Frequently, both the defendant and the plaintiff in a malpractice case will present expert testimony and present the jury with competing versions of what the standard of care required, whether the defendant’s conduct met that standard, and/or whether the defendant was the cause of the injuries at issue. Ultimately, the jury will determine which expert presented the most credible explanation of the issues in the case.

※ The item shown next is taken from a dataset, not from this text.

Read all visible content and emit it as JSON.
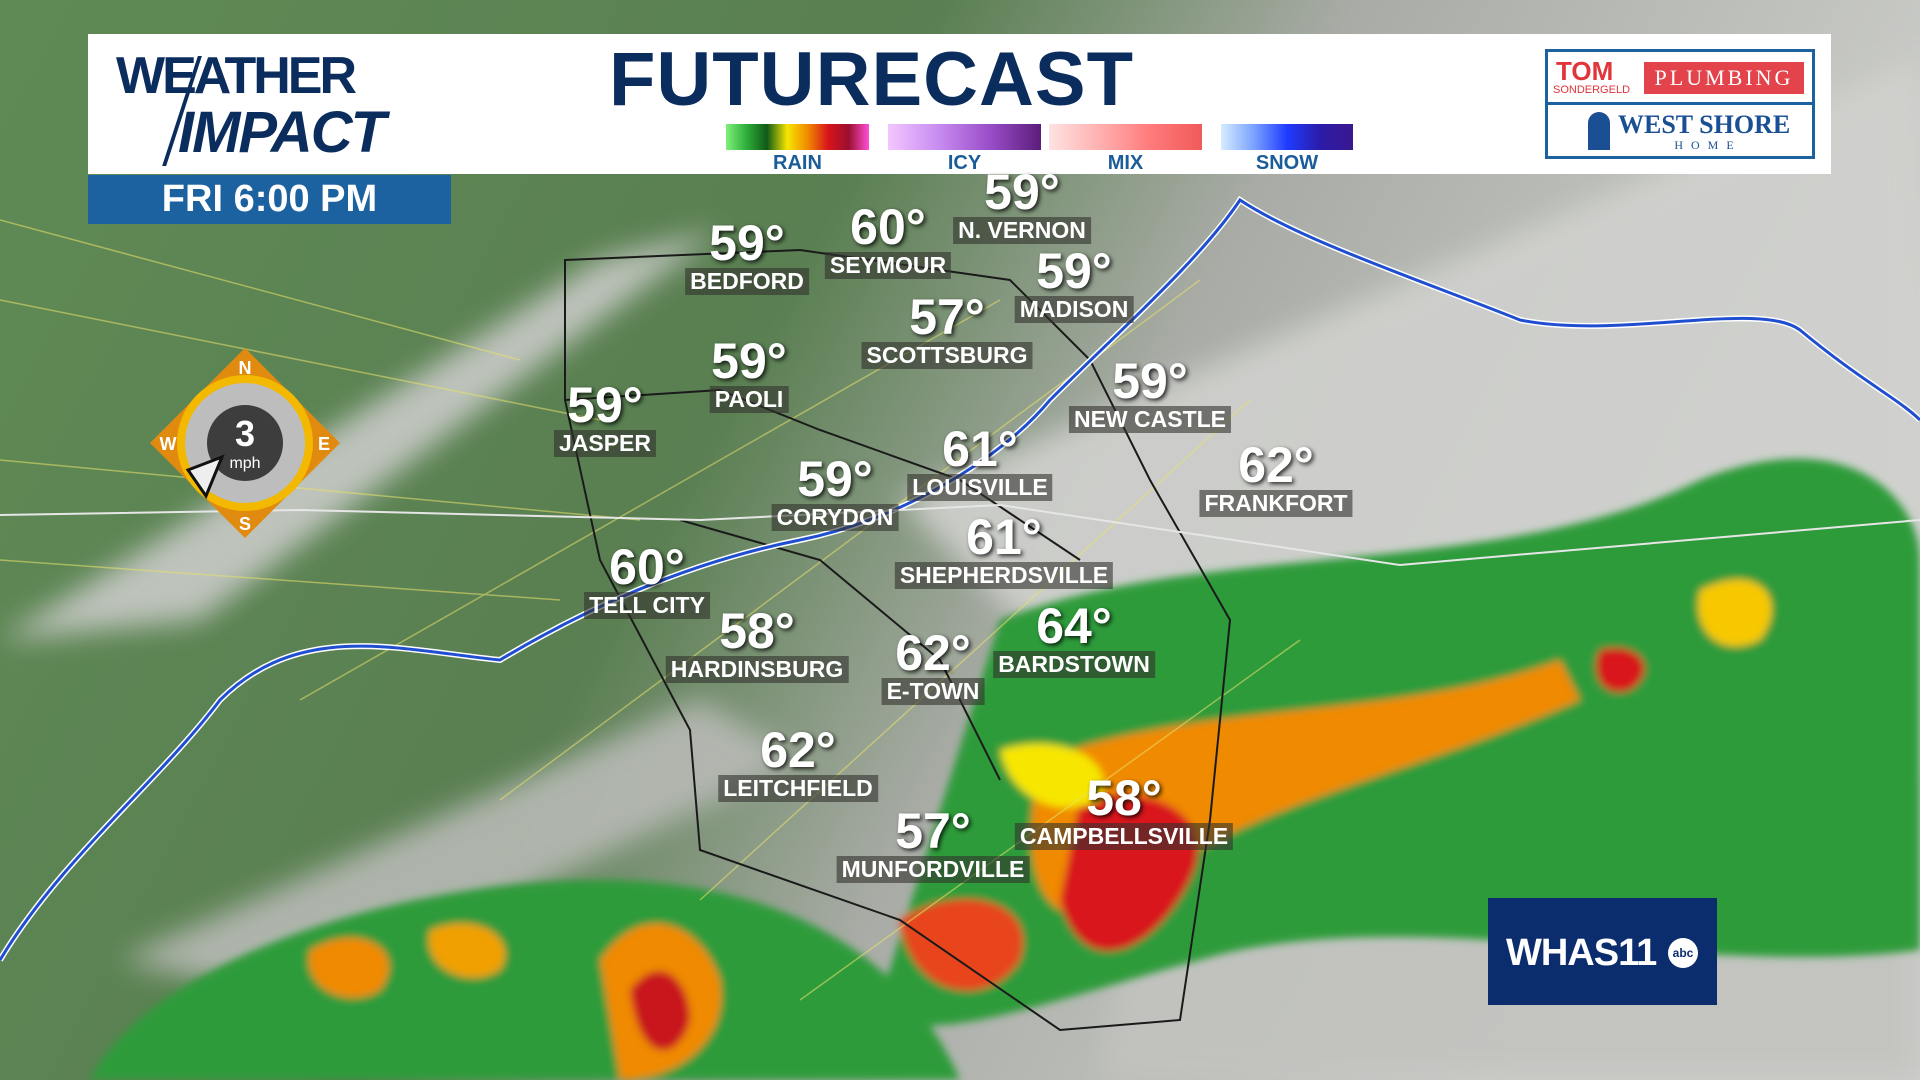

The role of an expert witness in malpractice litigation is not limited to offering testimony at trial. In fact, one of the expert’s most critical functions happens long before any trial. When a patient experiences an adverse outcome and begins the process of pursuing a legal claim, lawyers for the health care professional and the patient will undertake separate investigations of the merits of the potential lawsuit. In this investigation, the attorneys involved will ask experts in the relevant field to review the records and facts available. After this review, the lawyer will consult with the expert for a preliminary opinion on whether a viable claim exists based on the circumstances of the patient’s care. Initial expert consultations are crucial for accurately advising clients on whether the treatment at issue may result in legal liability or whether the care decisions are defensible. Although care providers can explain their treatment decisions, attorneys rely on medical experts to provide an outside perspective and impartial assessment.
Although early expert reviews are useful, in the event a case proceeds to a trial, a jury of laypeople will decide if a defendant is liable for a plaintiff’s injuries. The party that prevails will usually be the side that presents expert testimony that the jury finds most credible. Thus, the hallmark of a great expert witness is the ability to explain complex medical issues in a way that makes sense to people without medical training.